Das Museo della Civiltà Romana gehört zum Kuriosesten, was ich unter Museen kenne. Das riesige Museum besteht fast ausschließlich aus Repliken, Modellen, Abgüssen und veranschaulicht mit ihrer Hilfe das, was in Museen eher selten zu sehen ist: die zivilisatorische Seite der geschichtlichen Entwicklung. Das Römische Reich war bekanntlich gerade in dieser Hinsicht sehr nachhaltig wirksam. Rechtssprechung, Straßenbau, Verwaltung uvam. bilden bis heute wirkende Grundlagen der europäischen Geschichte. Davon erzählt das Museum.
Wir finden in den weiten Sälen daher kaum etwas zur politischen Geschichte und wenig zu Kunst und Literatur – es sei denn, sie taugen als Zeugnisse für materielle Verhältnisse, Organisation des Handels und einschlägige Bauten, militärische Bauwerke, Häfen, Brücken, Straßen, Bäder, Aquädukte, Hausbau, Tempelbau, Medizin, Pharmazie und so weiter. Ein Highlight ist ein riesiges Modell des antiken Rom, das zwischen 1933 und 1937 hergestellt wurde.

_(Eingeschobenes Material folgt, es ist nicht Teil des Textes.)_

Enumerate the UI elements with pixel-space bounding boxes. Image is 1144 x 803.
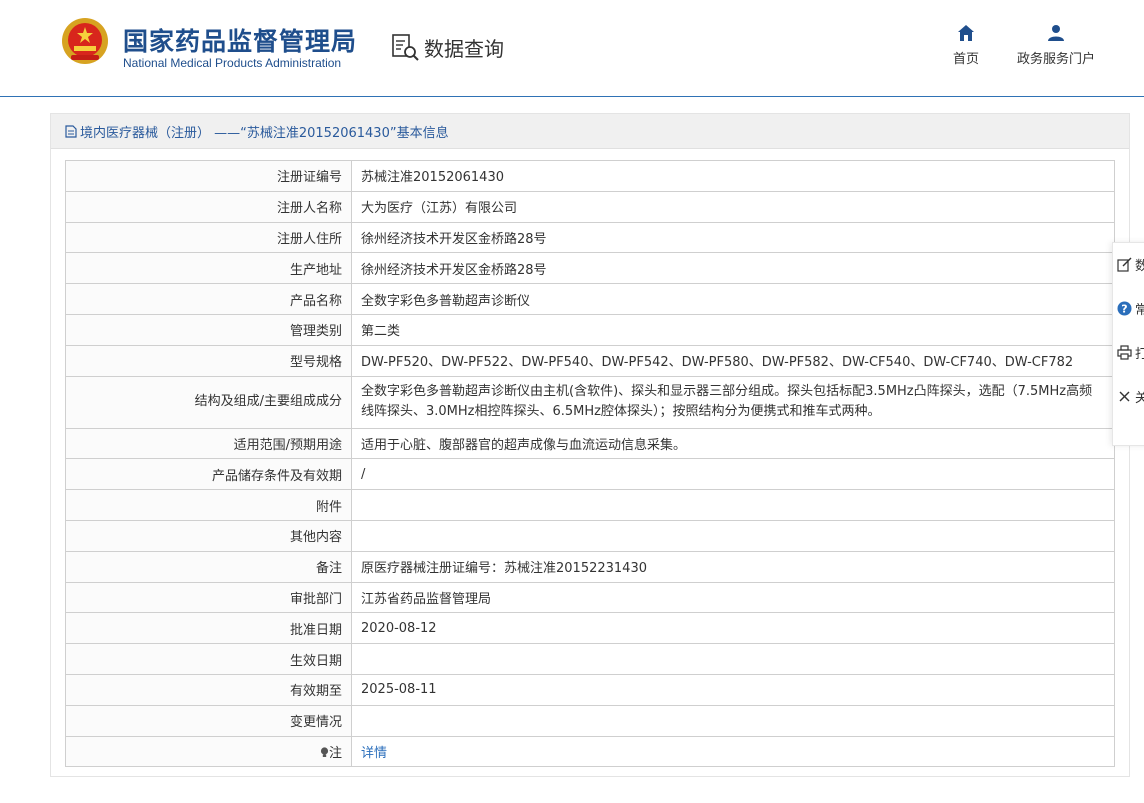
table-row: 注册人名称 大为医疗（江苏）有限公司 [65,190,1115,223]
close-icon [1119,391,1130,402]
table-row: 变更情况 [65,704,1115,737]
field-label: 注册证编号 [65,160,352,192]
float-item-data[interactable]: 数 [1117,255,1144,274]
table-row: 注册证编号 苏械注准20152061430 [65,160,1115,192]
site-header: 国家药品监督管理局 National Medical Products Admi… [0,0,1144,97]
floating-toolbar: 数 ? 常 打 关 [1112,242,1144,446]
field-value: 原医疗器械注册证编号：苏械注准20152231430 [351,550,1115,583]
home-icon [958,25,974,41]
field-value: DW-PF520、DW-PF522、DW-PF540、DW-PF542、DW-P… [351,344,1115,377]
table-row: 批准日期 2020-08-12 [65,612,1115,645]
table-row: 附件 [65,489,1115,521]
svg-text:?: ? [1121,303,1127,316]
national-emblem-icon [62,18,108,64]
table-row: 审批部门 江苏省药品监督管理局 [65,581,1115,614]
field-label: 附件 [65,489,352,521]
nav-home-label: 首页 [952,52,979,67]
data-query-link[interactable]: 数据查询 [390,32,504,62]
field-value: 适用于心脏、腹部器官的超声成像与血流运动信息采集。 [351,427,1115,460]
field-label: 适用范围/预期用途 [65,427,352,460]
document-search-icon [392,34,419,61]
float-item-faq-label: 常 [1135,303,1144,318]
field-value [351,643,1115,675]
data-query-label: 数据查询 [424,36,504,61]
table-row: 型号规格 DW-PF520、DW-PF522、DW-PF540、DW-PF542、… [65,344,1115,377]
field-label: 生效日期 [65,643,352,675]
field-label: 生产地址 [65,252,352,285]
float-item-close-label: 关 [1135,391,1144,406]
user-icon [1048,25,1064,41]
table-row: 产品储存条件及有效期 / [65,458,1115,491]
print-icon [1117,345,1132,360]
table-row: 注 详情 [65,735,1115,768]
table-row: 有效期至 2025-08-11 [65,673,1115,706]
field-value: 全数字彩色多普勒超声诊断仪 [351,283,1115,315]
field-label: 其他内容 [65,519,352,552]
note-label: 注 [328,745,342,761]
float-item-close[interactable]: 关 [1117,387,1144,406]
field-value [351,704,1115,737]
field-value: 2025-08-11 [351,673,1115,706]
float-item-faq[interactable]: ? 常 [1117,299,1144,318]
table-row: 适用范围/预期用途 适用于心脏、腹部器官的超声成像与血流运动信息采集。 [65,427,1115,460]
field-value: 大为医疗（江苏）有限公司 [351,190,1115,223]
field-label: 管理类别 [65,313,352,346]
field-value: 第二类 [351,313,1115,346]
field-label: 注册人住所 [65,221,352,254]
field-value [351,519,1115,552]
nav-service-portal[interactable]: 政务服务门户 [1012,24,1100,67]
table-row: 其他内容 [65,519,1115,552]
question-icon: ? [1117,301,1132,316]
nav-home[interactable]: 首页 [946,24,986,67]
field-label: 审批部门 [65,581,352,614]
field-label: 结构及组成/主要组成成分 [65,375,352,429]
field-value [351,489,1115,521]
table-row: 管理类别 第二类 [65,313,1115,346]
field-value: 徐州经济技术开发区金桥路28号 [351,221,1115,254]
float-item-data-label: 数 [1135,259,1144,274]
field-value: 江苏省药品监督管理局 [351,581,1115,614]
bulb-icon [320,747,329,757]
table-row: 备注 原医疗器械注册证编号：苏械注准20152231430 [65,550,1115,583]
table-row: 生产地址 徐州经济技术开发区金桥路28号 [65,252,1115,285]
float-item-print[interactable]: 打 [1117,343,1144,362]
field-label: 产品储存条件及有效期 [65,458,352,491]
table-row: 结构及组成/主要组成成分 全数字彩色多普勒超声诊断仪由主机(含软件)、探头和显示器… [65,375,1115,429]
field-label: 型号规格 [65,344,352,377]
field-label: 注 [65,735,352,768]
registration-info-table: 注册证编号 苏械注准20152061430 注册人名称 大为医疗（江苏）有限公司 注… [65,160,1115,768]
float-item-print-label: 打 [1135,347,1144,362]
table-row: 产品名称 全数字彩色多普勒超声诊断仪 [65,283,1115,315]
panel-title-text: 境内医疗器械（注册） ——“苏械注准20152061430”基本信息 [80,125,449,141]
brand-name-en: National Medical Products Administration [123,56,342,70]
field-value: 徐州经济技术开发区金桥路28号 [351,252,1115,285]
nav-service-portal-label: 政务服务门户 [1016,52,1095,67]
brand-name-cn: 国家药品监督管理局 [123,27,358,56]
document-icon [65,124,77,138]
field-label: 变更情况 [65,704,352,737]
field-label: 注册人名称 [65,190,352,223]
field-value: 苏械注准20152061430 [351,160,1115,192]
table-row: 生效日期 [65,643,1115,675]
details-link[interactable]: 详情 [361,746,387,761]
field-value: / [351,458,1115,491]
panel-title: 境内医疗器械（注册） ——“苏械注准20152061430”基本信息 [51,114,1129,149]
field-value: 详情 [351,735,1115,768]
field-label: 产品名称 [65,283,352,315]
table-row: 注册人住所 徐州经济技术开发区金桥路28号 [65,221,1115,254]
edit-icon [1117,257,1132,272]
field-label: 批准日期 [65,612,352,645]
field-label: 有效期至 [65,673,352,706]
detail-panel: 境内医疗器械（注册） ——“苏械注准20152061430”基本信息 注册证编号… [50,113,1130,777]
field-value: 全数字彩色多普勒超声诊断仪由主机(含软件)、探头和显示器三部分组成。探头包括标配… [351,375,1115,429]
field-value: 2020-08-12 [351,612,1115,645]
field-label: 备注 [65,550,352,583]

Das Museum steht in einer langen Tradition der Instrumentalisierung des Römischen Reiches für jeweils aktuelle politische Zwecke: 1911 wurde eine archäologische Ausstellung in den Diocletians-Thermen veranstaltet. Der Anlaß war der 50. Jahrestag der Italienischen Einheit. 1929 wurde das aus unter anderem für diese Ausstellung hergestellten Modellen und Repliken geschaffene Museo dell'Impero Romano eröffnet, als ein Archiv und Studienzentrum der Römischen Welt. Daß sich der Italienische Faschismus der Geschichte des Römischen Reiches bemächtigte, ist nicht überraschend. Im zu diesem Zweck umgebauten, aus dem 19. Jahrhundert stammenden Palazzo delle Esposizioni wurde 1937 eine Augustus-Ausstellung, Mostra Augustea della romanità, ausgerichtet.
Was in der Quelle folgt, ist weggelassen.